Re^2: MS-DOS PD lex and yacc

Charles Marslett chasm at attctc.Dallas.TX.US
Sat Aug 19 12:42:37 AEST 1989


In article <9288 at chinet.chi.il.us>, ignatz at chinet.chi.il.us (Dave Ihnat) writes:
> In article <201802wv4bX.01 at amdahl.uts.amdahl.com> dacseg at uts.amdahl.com (Scott E. Garfinkle) writes:
> >
> >I'll buy that for flex, but you must know that not only is bison decidedly
> >*not* public domain (though it is free), it is almost worthless for
> >most commercial endeavors.  I do *not* wish to start yet another running
> >debate on FSF's copyleft -- personally I use bison quite a lot, but always
> >for software to be distributed within the terms of the Gnu General License.
> >I only write this followup to ensure that someone does not naively misuse
> >the Gnu software. 
> 
> The gist of this is that, because the GNU copyleft is included with the BISON
> parser files, your application then must be redistributable under the same
> terms.  This is not true.  You might, at most, be responsible for providing
> the GNU parser include files as source, on request--in which case, you would
> most likely provide the entire GNU package.  But RMS and company cannot require
> you to release your code on the basis of their include file.

NO!  The LICENSE, not the copyright, that you must agree to asserts that the
entirity of the product containing GNU code is covered by the copyleft.  This
has been validated often in US courts (for a big dollar example, the enforcability
of licenses was a significant part of IBM's case against the Japanese mainframe
makers -- Fujitsu, et al.).

Secondly, if a significant part of a copyrighted work is included in your
work (anthology), without the permission of the author, that is copyright
infringement.  The author may extract any concessions he can from you (money
is a very common one in both publishing and software industries) and your
only option is to agree or not include his work.

> If this were the case, then the object code compiled by many commercial micro
> compilers would belong to the vendor providing the compiler, since many include
> a copyright notice in the object code.

It would in fact be the case, except that the commercial software vendors have
not demanded such a concession (and they would lose a significant part of their
business if they did!).  Most (Borland and Microsoft, for example) explicitly
grant you the right to do what you will with the result of merging your
object code with their run time libraries.

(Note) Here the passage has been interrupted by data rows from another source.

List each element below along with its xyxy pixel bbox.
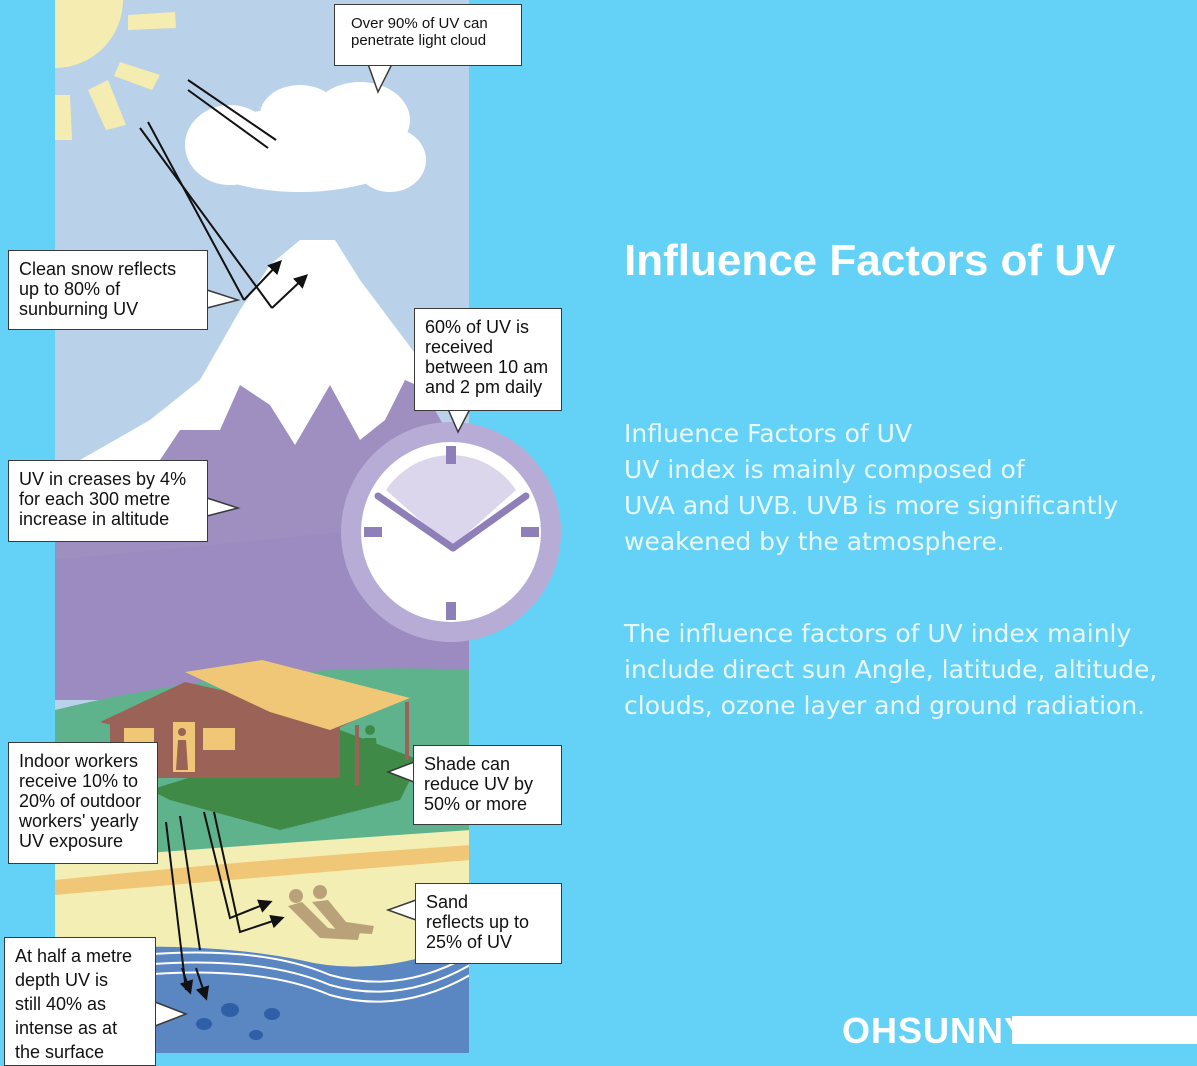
clock-icon [341, 422, 561, 642]
wave-line [139, 971, 469, 1003]
uv-ray-line [147, 121, 245, 301]
fish-icon [196, 1003, 280, 1040]
uv-ray-line [139, 127, 273, 309]
sun-ray [55, 95, 72, 140]
callout-pointer [206, 497, 241, 517]
water-ray-arrow [179, 967, 194, 995]
callout-pointer [367, 63, 393, 94]
uv-ray-line [165, 821, 187, 991]
callout-pointer [385, 761, 415, 783]
sun-ray [128, 12, 176, 30]
callout-shade: Shade can reduce UV by 50% or more [413, 745, 562, 825]
sand-stripe [55, 845, 469, 895]
page-title: Influence Factors of UV [624, 236, 1116, 285]
callout-indoor: Indoor workers receive 10% to 20% of out… [8, 742, 158, 864]
sun-ray [88, 80, 126, 130]
sand-reflection-arrow [213, 811, 285, 934]
callout-snow: Clean snow reflects up to 80% of sunburn… [8, 250, 208, 330]
cloud-icon [185, 82, 426, 192]
uv-ray-line [187, 79, 277, 141]
callout-pointer [206, 289, 241, 309]
brand-logo: OHSUNNY [842, 1010, 1030, 1051]
sand-reflection-arrow [203, 811, 273, 920]
callout-time: 60% of UV is received between 10 am and … [414, 308, 562, 411]
green-hill [150, 730, 420, 830]
wave-line [139, 961, 469, 993]
sun-ray [114, 62, 160, 90]
wave-line [139, 951, 469, 983]
snow-reflection-arrow [243, 259, 282, 301]
brand-bar [1012, 1016, 1197, 1044]
callout-altitude: UV in creases by 4% for each 300 metre i… [8, 460, 208, 542]
callout-pointer [385, 899, 417, 921]
intro-paragraph: Influence Factors of UV UV index is main… [624, 419, 1119, 556]
sunbathers-icon [288, 885, 374, 940]
sun-icon [55, 0, 123, 68]
callout-pointer [154, 1001, 189, 1027]
snow-reflection-arrow [271, 274, 309, 309]
callout-water: At half a metre depth UV is still 40% as… [4, 937, 156, 1066]
snow-cap [80, 240, 440, 465]
factors-paragraph: The influence factors of UV index mainly… [624, 619, 1158, 720]
water-ray-arrow [195, 967, 210, 1001]
person-in-shade-icon [364, 725, 378, 768]
uv-ray-line [187, 89, 269, 149]
callout-cloud: Over 90% of UV can penetrate light cloud [334, 4, 522, 66]
uv-ray-line [179, 815, 201, 951]
callout-pointer [447, 408, 471, 434]
callout-sand: Sand reflects up to 25% of UV [415, 883, 562, 964]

BTW, a discussion ran too long last year on the requirement Borland makes that
a binary containing Borland's runtime code must be copyrighted.  You can put
your name to it, or Borland's, but you cannot make the executable public
domain [This is to prevent the run time library from being made public
domain, I understand].  So such requirements, or distant relatives of such,
are not totally unheard of in comercial circles.